There are many sayings current in Pittsburg which are peculiar possessions of families and are never heard outside. I heard a woman who is closely tied down by the cares of a large and growing family say one day, "Oh, my! I wish I was in God's pocket." When questioned, she said it was a family legacy and that both her mother and grandmother had used it. She said she had never heard it outside of the family and was not sure of its exact meaning, but she used it in the sense that to be in God's pocket would imply His special care and protection.
There are many that are distinctly racial and also many that seem to be the common property of all races, but have been given a special local twist. Here are some very expressive sayings in general use by the Job's comforter type of friend when a man has gone into a bad business venture or foolish undertaking. Their racial origin would be hard to trace, but the vigor of expression has an Anglo-Saxon sound: "He puts a rope to the eye of a needle;" "He is washing the crow;" "He is looking for wool on an ass;" "He fans with a feather;" "He is roasting snow in the oven" (the latter was used in reference to a man who had sold his house and lot in order to buy an automobile); "He is teaching iron to swim;" "He is building a bridge across the ocean."
The following are distinctly Hebrew in origin: "While the dust is on your feet sell what you have bought" is the expert advice of a race of merchants. "It is a bad sign when the cat and the weasel get married," means that it can only bode wrong to the innocent when evil men become warm friends.
Taken all in all the wisdom of Pittsburg in the shape of proverbs, whether locally born or inherited or acquired from imported Americans gives women some most awful "slams." Next come tailors and lawyers in the order named. The long list that is inimical to the tailors culminates in the saying common to most of the world as well as Pittsburg that a tailor is only one-ninth of a man. About lawyers the following are in use: "A good lawyer an evil neighbor;" "A wise lawyer never goes to law himself;" "In a thousand pounds of law there is not an ounce of love."
Now it is strange that these classes should be singled out for so much proverbial mud slinging.
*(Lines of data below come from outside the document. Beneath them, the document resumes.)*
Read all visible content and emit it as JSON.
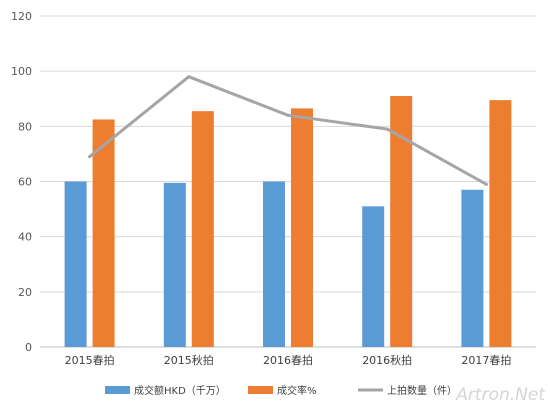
{
  "chart_data": {
    "type": "bar",
    "categories": [
      "2015春拍",
      "2015秋拍",
      "2016春拍",
      "2016秋拍",
      "2017春拍"
    ],
    "series": [
      {
        "name": "成交额HKD（千万）",
        "kind": "bar",
        "color": "#5B9BD5",
        "values": [
          60,
          59.5,
          60,
          51,
          57
        ]
      },
      {
        "name": "成交率%",
        "kind": "bar",
        "color": "#ED7D31",
        "values": [
          82.5,
          85.5,
          86.5,
          91,
          89.5
        ]
      },
      {
        "name": "上拍数量（件）",
        "kind": "line",
        "color": "#A5A5A5",
        "values": [
          69,
          98,
          84,
          79,
          59
        ]
      }
    ],
    "ylim": [
      0,
      120
    ],
    "yticks": [
      0,
      20,
      40,
      60,
      80,
      100,
      120
    ],
    "grid": true,
    "legend_position": "bottom"
  },
  "watermark": "Artron.Net"
}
If you are a woman and think this over carefully I am sure that you will be ready to agree that this is the only real explanation. That men have been much slower than women to yield to the restraining influences of civilization. That lawyers and tailors and women are all representatives of restraining influences, hence the animosity that lingers still in our familiar proverbs--made by men. Any woman who has spent a tearful hour and exhausted persuasion and diplomacy trying to get a man to take a bath and a shave, don his evening clothes and accompany her to a swell function, has no doubt left in her mind that if women were removed from the world, masculinity in a body would make a bonfire of all their glad rags and maybe the tailors too, and rapidly revert to the prehistoric type of cave-man who wore one single abbreviated garment. So doubtless he would also dispense with law and lawyers and settle all disputes with his big club.
And as for women no wonder she heads his black list when it comes to proverbs. Does she not aid and abet both the lawyer and the tailor? Jointly with the lawyer she is responsible for great sums squandered in alimony and is she not the one really to blame for the disquieting tailors' bills as well as those from the milliner and dressmaker?